CamI2V: Camera-Controlled Image-to-Video Diffusion Model

🎥 Gallery

rightward rotation and zoom in (CFG=4, FS=6, step=50, ratio=0.6, scale=0.1)	leftward rotation and zoom in (CFG=4, FS=6, step=50, ratio=0.6, scale=0.1)

zoom in and upward movement (CFG=4, FS=6, step=50, ratio=0.8, scale=0.2)	downward movement and zoom-out (CFG=4, FS=6, step=50, ratio=0.8, scale=0.2)

🌟 News

🔥 25/07/12: Release model and evaluation code of RealCam-I2V (DynamiCrafter-based, for reproducing and comparing the results we report in paper). For DiT-based (e.g. CogVideoX) version, please refer to RealCam-I2V.
🔥 25/06/26: RealCam-I2V is accepted by ICCV 2025! 🎉🎉
🔥 25/03/26: Release our dataset RealCam-Vid v1 for metric-scale camera-controlled video generation!
🔥 25/03/17: Upload test metadata used in our paper to make easier evaluation.
🔥 25/02/15: Release demo of RealCam-I2V for real-world applications.
🔥 25/01/12: Release CamI2V (512x320, 100k) checkpoint with longer training.
🔥 25/01/02: Release CamI2V (512x320, 50k) checkpoint, which is suitable for research propose and comparison.
🔥 24/12/23: Release checkpoint of CamI2V (256x256, 50k).
🔥 24/12/16: Release reproduced non-official MotionCtrl (256x256, 50k) and CameraCtrl (256x256, 50k) checkpoints on DynamiCrafter.
🔥 24/12/09: Release training configs and scripts.
🔥 24/12/06: Release dataset pre-process code for RealEstate10K.
🔥 24/12/02: Release evaluation code for RotErr, TransErr, CamMC and FVD.
🌱 24/11/16: Release model code of CamI2V, including implementation for MotionCtrl and CameraCtrl.

📈 Performance

Measured under 256x256 resolution, 50k training steps, 25 DDIM steps, text-image CFG 7.5, camera CFG 1.0 (no camera CFG).

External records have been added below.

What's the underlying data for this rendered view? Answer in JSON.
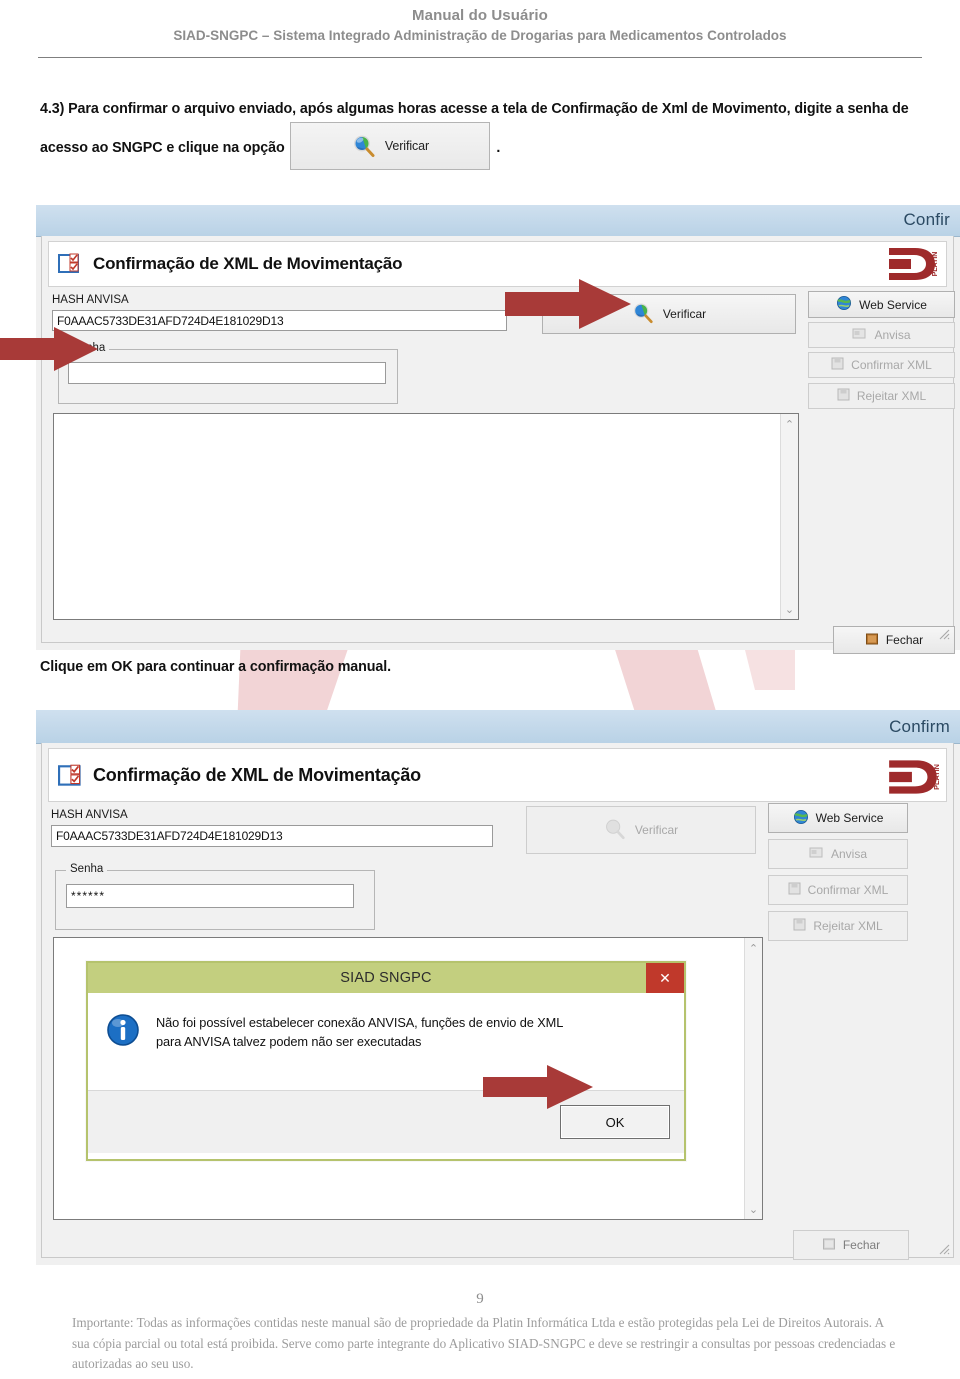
{
  "header": {
    "line1": "Manual do Usuário",
    "line2": "SIAD-SNGPC – Sistema Integrado Administração de Drogarias para Medicamentos Controlados"
  },
  "steps": {
    "step_43_part1": "4.3) Para confirmar o arquivo enviado, após algumas horas acesse a tela de Confirmação de Xml de Movimento, digite a senha de acesso ao SNGPC e clique na opção",
    "step_43_part2": ".",
    "inline_button_label": "Verificar",
    "ok_instruction": "Clique em OK para continuar a confirmação manual."
  },
  "screenshot1": {
    "window_title": "Confir",
    "form_title": "Confirmação de XML de Movimentação",
    "logo_text": "PLATIN",
    "hash_label": "HASH ANVISA",
    "hash_value": "F0AAAC5733DE31AFD724D4E181029D13",
    "senha_label": "Senha",
    "senha_value": "",
    "verificar_label": "Verificar",
    "side_buttons": [
      {
        "label": "Web Service",
        "enabled": true
      },
      {
        "label": "Anvisa",
        "enabled": false
      },
      {
        "label": "Confirmar XML",
        "enabled": false
      },
      {
        "label": "Rejeitar XML",
        "enabled": false
      }
    ],
    "fechar_label": "Fechar",
    "scroll_up": "⌃",
    "scroll_down": "⌄"
  },
  "screenshot2": {
    "window_title": "Confirm",
    "form_title": "Confirmação de XML de Movimentação",
    "logo_text": "PLATIN",
    "hash_label": "HASH ANVISA",
    "hash_value": "F0AAAC5733DE31AFD724D4E181029D13",
    "senha_label": "Senha",
    "senha_value": "******",
    "verificar_label": "Verificar",
    "side_buttons": [
      {
        "label": "Web Service",
        "enabled": true
      },
      {
        "label": "Anvisa",
        "enabled": false
      },
      {
        "label": "Confirmar XML",
        "enabled": false
      },
      {
        "label": "Rejeitar XML",
        "enabled": false
      }
    ],
    "fechar_label": "Fechar",
    "dialog": {
      "title": "SIAD SNGPC",
      "close_label": "✕",
      "message_line1": "Não foi possível estabelecer conexão ANVISA, funções de envio de XML",
      "message_line2": "para ANVISA talvez podem não ser executadas",
      "ok_label": "OK"
    }
  },
  "footer": {
    "page_number": "9",
    "notice": "Importante: Todas as informações contidas neste manual são de propriedade da Platin Informática Ltda e estão protegidas pela Lei de Direitos Autorais. A sua cópia parcial ou total está proibida. Serve como parte integrante do Aplicativo SIAD-SNGPC e deve se restringir a consultas por pessoas credenciadas e autorizadas ao seu uso."
  },
  "colors": {
    "arrow_red": "#a83a38",
    "title_gray": "#8d8d8d",
    "dialog_green": "#c3cf7f",
    "dialog_close_red": "#c0392b",
    "titlebar_blue": "#b9d2e6",
    "watermark_pink": "#f3d7d9"
  }
}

Method	RotErr↓	TransErr↓	CamMC↓	FVD↓ (VideoGPT)	FVD↓ (StyleGAN)
DynamiCrafter	3.3415	9.8024	11.625	106.02	92.196
MotionCtrl	0.8636	2.5068	2.9536	70.820	60.363
CameraCtrl	0.7064	1.9379	2.3070	66.713	57.644
CamI2V	0.4120	1.3409	1.5291	62.439	53.361

Inference Speed and GPU Memory

Method	# Parameters	GPU Memory	Generation Time (RTX 3090)
DynamiCrafter	1.4 B	11.14 GiB	8.14 s
MotionCtrl	+ 63.4 M	11.18 GiB	8.27 s
CameraCtrl	+ 211 M	11.56 GiB	8.38 s
CamI2V	+ 261 M	11.67 GiB	10.3 s

⚙️ Environment

Quick Start

apt install libgl1-mesa-glx libgl1-mesa-dri xvfb # for ubuntu
yum install -y mesa-libGL mesa-dri-drivers Xvfb. # for centos
conda create -n cami2v python=3.10
conda activate cami2v

conda install -y libstdcxx-ng=12 -c conda-forge
conda install -y pytorch==2.4.1 torchvision==0.19.1 pytorch-cuda=12.1 -c pytorch -c nvidia
conda install -y xformers -c xformers
pip install -r requirements.txt

💫 Inference

Download Model Checkpoints

Model	Resolution	Training Steps
RealCam-I2V	512x320	50k
RealCam-I2V	256x256	50k
CamI2V	512x320	50k, 100k
CamI2V	256x256	50k
CameraCtrl	256x256	50k
MotionCtrl	256x256	50k

Currently we release 256x256 checkpoints with 50k training steps of DynamiCrafter-based RealCam-I2V, CamI2V, CameraCtrl and MotionCtrl, which is suitable for research propose and comparison.

We also release 512x320 checkpoints of RealCam-I2V and CamI2V, make possible higher resolution and more advanced camera-controlled video generation.

Download above checkpoints and put under ckpts folder. Please edit ckpt_path in configs/models.json if you have a different model path.

Download Depth Anything V2 (metric version) and put under pretrained_models folder for metric depth estimation.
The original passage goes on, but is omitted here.